Low wages at the heart of foreign labor shortage woes
Japan Times -- Jan 10
There has been a lot of discussion recently about allowing more foreign workers into Japan to make up for severe labor shortages in some fields. As of the end of 2014, the labor ministry estimated there were 790,000 foreign nationals working in Japan legally, which is more than the number of national civil servants (640,000).

However, the Japan Civil Liberties Union believes that many employers don’t report the number of foreign workers they use, so the number could be more than 1 million if you go by Ministry of Justice statistics about immigration. A question that is rarely asked, however, is what sort of conditions and wages can foreign workers expect if more were permitted to immigrate?
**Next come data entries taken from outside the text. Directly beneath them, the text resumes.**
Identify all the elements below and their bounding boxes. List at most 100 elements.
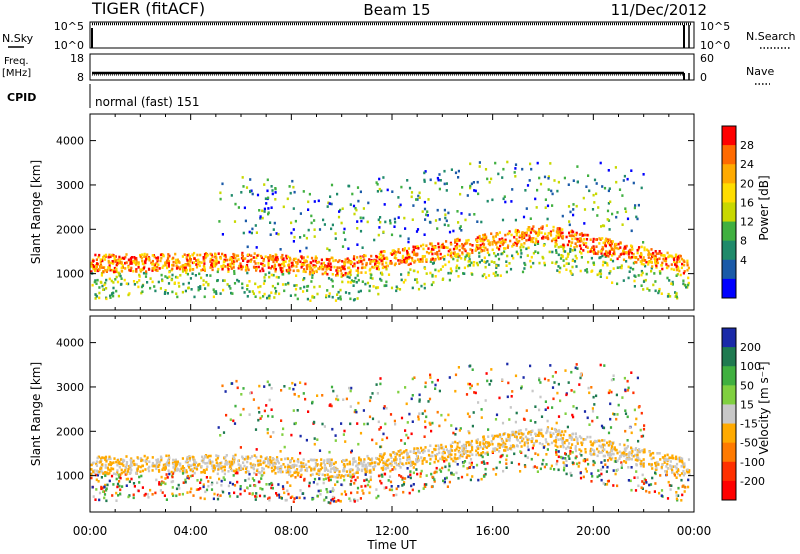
heatmap-cell — [471, 244, 474, 247]
heatmap-cell — [527, 430, 530, 434]
heatmap-cell — [404, 477, 407, 480]
heatmap-cell — [108, 253, 111, 257]
heatmap-cell — [292, 269, 295, 273]
heatmap-cell — [413, 376, 416, 379]
heatmap-cell — [579, 237, 583, 240]
heatmap-cell — [673, 260, 676, 263]
heatmap-cell — [329, 490, 332, 493]
heatmap-cell — [560, 456, 563, 459]
heatmap-cell — [193, 466, 196, 470]
heatmap-cell — [146, 281, 149, 284]
heatmap-cell — [531, 437, 534, 440]
heatmap-cell — [181, 469, 184, 473]
heatmap-cell — [342, 398, 345, 401]
heatmap-cell — [349, 475, 352, 479]
heatmap-cell — [241, 265, 244, 269]
heatmap-cell — [135, 263, 138, 266]
heatmap-cell — [352, 264, 355, 268]
heatmap-cell — [476, 263, 479, 267]
heatmap-cell — [286, 255, 290, 259]
heatmap-cell — [336, 192, 339, 196]
heatmap-cell — [547, 379, 550, 382]
heatmap-cell — [545, 431, 548, 435]
heatmap-cell — [262, 257, 265, 261]
heatmap-cell — [454, 433, 457, 436]
heatmap-cell — [642, 458, 645, 461]
heatmap-cell — [632, 454, 635, 458]
heatmap-cell — [197, 288, 200, 292]
heatmap-cell — [372, 285, 375, 288]
heatmap-cell — [500, 437, 503, 441]
heatmap-cell — [416, 258, 420, 261]
heatmap-cell — [321, 466, 324, 470]
heatmap-cell — [555, 430, 558, 433]
heatmap-cell — [614, 242, 617, 246]
heatmap-cell — [351, 468, 354, 472]
heatmap-cell — [366, 220, 369, 224]
heatmap-cell — [157, 280, 160, 284]
heatmap-cell — [519, 246, 522, 249]
heatmap-cell — [429, 260, 432, 263]
heatmap-cell — [680, 478, 683, 482]
heatmap-cell — [385, 261, 388, 265]
heatmap-cell — [159, 259, 162, 263]
heatmap-cell — [629, 250, 632, 254]
heatmap-cell — [271, 265, 274, 268]
heatmap-cell — [603, 454, 606, 458]
heatmap-cell — [419, 244, 423, 248]
heatmap-cell — [688, 470, 691, 474]
heatmap-cell — [100, 264, 103, 268]
heatmap-cell — [536, 232, 539, 235]
heatmap-cell — [555, 421, 558, 425]
heatmap-cell — [625, 446, 628, 450]
heatmap-cell — [298, 496, 301, 500]
heatmap-cell — [390, 460, 394, 463]
heatmap-cell — [436, 208, 439, 212]
heatmap-cell — [242, 257, 245, 261]
colorbar-swatch — [722, 221, 736, 242]
heatmap-cell — [600, 478, 603, 482]
heatmap-cell — [390, 233, 394, 237]
heatmap-cell — [136, 467, 139, 471]
heatmap-cell — [111, 494, 114, 497]
heatmap-cell — [246, 295, 249, 298]
heatmap-cell — [584, 448, 587, 451]
heatmap-cell — [486, 462, 489, 465]
heatmap-cell — [521, 439, 524, 443]
heatmap-cell — [684, 486, 687, 489]
heatmap-cell — [522, 417, 526, 421]
heatmap-cell — [394, 455, 397, 459]
heatmap-cell — [443, 208, 446, 212]
heatmap-cell — [434, 470, 437, 474]
heatmap-cell — [200, 478, 203, 482]
heatmap-cell — [376, 183, 379, 186]
heatmap-cell — [554, 444, 557, 447]
heatmap-cell — [298, 465, 301, 468]
heatmap-cell — [637, 439, 640, 443]
heatmap-cell — [538, 378, 541, 382]
heatmap-cell — [305, 246, 308, 250]
heatmap-cell — [252, 256, 255, 259]
heatmap-cell — [414, 452, 417, 455]
heatmap-cell — [232, 260, 235, 263]
heatmap-cell — [141, 259, 144, 263]
heatmap-cell — [291, 465, 294, 469]
heatmap-cell — [107, 463, 110, 466]
heatmap-cell — [456, 442, 459, 445]
heatmap-cell — [232, 462, 235, 465]
heatmap-cell — [229, 287, 232, 290]
heatmap-cell — [140, 458, 143, 462]
heatmap-cell — [595, 182, 598, 185]
heatmap-cell — [324, 477, 328, 481]
heatmap-cell — [608, 238, 611, 241]
heatmap-cell — [486, 199, 489, 203]
heatmap-cell — [180, 265, 183, 269]
heatmap-cell — [243, 489, 246, 493]
heatmap-cell — [361, 464, 364, 468]
heatmap-cell — [599, 275, 602, 278]
heatmap-cell — [478, 255, 481, 258]
heatmap-cell — [598, 444, 601, 448]
heatmap-cell — [305, 236, 308, 240]
heatmap-cell — [630, 457, 633, 461]
heatmap-cell — [554, 262, 557, 265]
Officially, the government has said that before it accepts foreign labor it needs to maximize the use of the current potential Japanese workforce, then it will decide which kind of foreign labor is best for boosting the domestic economy. The most favored demographic is foreign workers with good education and needed skills. However, it’s likely that such people are just as valued, if not more so, in their native countries, so it seems unlikely they would go out of their way to seek employment in Japan. After that, the government says it will bring in workers as caregivers for the aging population. The main question about these workers is: How long will they be permitted to stay, and will they be allowed to bring dependents or family members?

The principal sticking point is manual laborers who will do the work that Japanese people don’t appear to want to do. At the moment, the only non-Japanese who take on this sort of work legally are those who are already allowed to be in Japan for other reasons, as well as so-called trainees, who are supposed to be here to learn a skill they can take back to their respective countries. However, it’s generally assumed that they are here mainly to fill manual labor positions in factories or on farms, and for pay that is below the minimum wage. As part of its business growth strategy, the government is now considering extending trainee visas from three to five years.

But even non-Japanese who are legal immigrants and can work freely are often taken advantage of by the system.